Informed consent emerged after World War II (during the second half of the 20th century). A particularly strong factor in the emergence of informed consent is the Nuremberg trial.

During the Nuremberg Trial, a large number of directors, government officials and camp workers were charged and found guilty of war crimes.

In 1947, consent was considered a basic pillar of human scientific research. In this historical context, two North American doctors come into the picture.

Leo Alexander and Andrew Conway Ivy came up with a ten point note on ethical standards called “ Permissible Medical Experiments.” Later it became the Nuremberg Code. Voluntary consent was essentially the very first point of the code.

The content of the informed consent

The psychologist’s obligation is to inform the patient in a true, clear, accurate and complete manner about the intervention, treatment or psychological examination in which the patient will participate. What exactly is the patient’s right to know?

• Evaluation of the condition. This involves informing the patient about the diagnosis of the disease or condition.

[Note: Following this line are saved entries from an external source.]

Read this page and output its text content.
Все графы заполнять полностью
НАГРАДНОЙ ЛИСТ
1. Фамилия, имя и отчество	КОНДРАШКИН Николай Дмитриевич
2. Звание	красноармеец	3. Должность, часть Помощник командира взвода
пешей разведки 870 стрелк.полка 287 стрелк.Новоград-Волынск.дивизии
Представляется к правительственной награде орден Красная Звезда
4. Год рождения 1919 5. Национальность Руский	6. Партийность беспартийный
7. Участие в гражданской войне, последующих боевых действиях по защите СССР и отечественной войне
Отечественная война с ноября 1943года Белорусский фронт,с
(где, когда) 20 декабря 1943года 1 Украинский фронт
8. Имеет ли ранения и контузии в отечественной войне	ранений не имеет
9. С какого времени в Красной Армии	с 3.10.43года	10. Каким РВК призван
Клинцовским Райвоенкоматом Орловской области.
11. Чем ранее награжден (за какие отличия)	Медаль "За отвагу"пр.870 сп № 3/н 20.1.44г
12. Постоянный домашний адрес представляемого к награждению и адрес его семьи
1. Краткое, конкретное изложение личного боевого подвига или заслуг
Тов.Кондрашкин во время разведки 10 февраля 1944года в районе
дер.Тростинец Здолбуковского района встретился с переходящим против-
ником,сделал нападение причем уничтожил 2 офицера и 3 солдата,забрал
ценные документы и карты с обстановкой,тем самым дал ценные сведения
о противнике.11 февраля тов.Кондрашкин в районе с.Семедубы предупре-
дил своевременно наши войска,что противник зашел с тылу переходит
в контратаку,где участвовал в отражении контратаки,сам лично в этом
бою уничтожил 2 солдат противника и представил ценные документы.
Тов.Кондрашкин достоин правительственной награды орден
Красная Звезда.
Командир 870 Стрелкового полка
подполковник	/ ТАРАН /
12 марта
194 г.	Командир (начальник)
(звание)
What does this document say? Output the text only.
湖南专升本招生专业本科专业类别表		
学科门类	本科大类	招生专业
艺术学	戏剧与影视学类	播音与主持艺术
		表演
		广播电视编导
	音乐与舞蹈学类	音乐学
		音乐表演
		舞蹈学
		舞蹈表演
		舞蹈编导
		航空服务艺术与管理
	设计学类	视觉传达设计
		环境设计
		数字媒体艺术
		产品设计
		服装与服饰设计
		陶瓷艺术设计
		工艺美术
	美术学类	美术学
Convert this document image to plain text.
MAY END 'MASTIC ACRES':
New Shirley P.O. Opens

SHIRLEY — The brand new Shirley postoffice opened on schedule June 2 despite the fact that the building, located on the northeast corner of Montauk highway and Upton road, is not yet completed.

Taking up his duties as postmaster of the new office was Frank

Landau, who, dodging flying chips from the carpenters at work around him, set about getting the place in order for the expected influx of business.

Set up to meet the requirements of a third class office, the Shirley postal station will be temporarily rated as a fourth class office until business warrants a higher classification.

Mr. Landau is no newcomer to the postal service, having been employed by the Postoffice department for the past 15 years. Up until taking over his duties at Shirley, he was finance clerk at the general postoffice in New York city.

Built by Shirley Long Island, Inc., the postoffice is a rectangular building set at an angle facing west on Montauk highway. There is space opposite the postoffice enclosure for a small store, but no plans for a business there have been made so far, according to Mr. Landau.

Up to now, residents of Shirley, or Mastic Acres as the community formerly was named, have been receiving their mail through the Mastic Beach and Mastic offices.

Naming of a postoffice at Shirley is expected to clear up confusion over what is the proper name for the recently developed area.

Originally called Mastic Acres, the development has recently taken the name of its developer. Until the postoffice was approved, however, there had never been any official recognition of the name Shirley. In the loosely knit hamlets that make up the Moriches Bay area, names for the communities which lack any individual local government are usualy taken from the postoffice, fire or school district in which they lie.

• Nature and duration of the proposed treatment. These include the number of sessions, follow-up and evaluation.
• Possible risks, side effects and problems. This is primarily about the most likely risks based on reliable scientific research.
• Expected benefits.
• Possible alternative treatments.
• Today, psychologists also tend to add a sixth element, which is contractual issues. This includes payment, payment arrangements, nondisclosure agreements and the participation of third parties.

Informed Consent Conditions

Informed consent is the procedure that aims to ensure the principle of the patient’s autonomy and dignity. It upholds the duty to respect everyone as an individual and also to respect their preferences regarding medical treatment.

There are four requirements that a person must meet in order to prepare a valid informed consent document:

• Willingness.  The psychologist receives permission without external pressure. In other words, the patient must give consent freely and voluntarily, without any pressure, coercion, fraud, deception, persuasion, manipulation or any other form of coercion. The psychologist must give the patient sufficient time to think, consult and decide.
• Skill.  The individual must be able to make decisions. They must have the legal opportunity to give consent for themselves. There are situations where people are unable to give consent for themselves, such as in the case of people who are minors or unconscious or have certain mental health problems.

• Information. The user must have sufficient information about the treatment or examination to be able to make a reasonable decision.
• Understand. It is the psychologist’s job to ensure that the patient understands all the information. It is also the patient’s right to fully understand all information.

Written and oral consent

It is crucial that the psychologist reads the document aloud and that the patient reads it afterwards. The patient should feel fully informed so that he can freely approve the process.

In the case of written communication, the process ends when the patient signs the document. This signature confirms that the patient consents to everything the healthcare provider has communicated.

In conclusion, you can see that informed consent is fundamental to psychology. In addition, if you don’t get informed consent, you could be charged with psychological malpractice or negligence.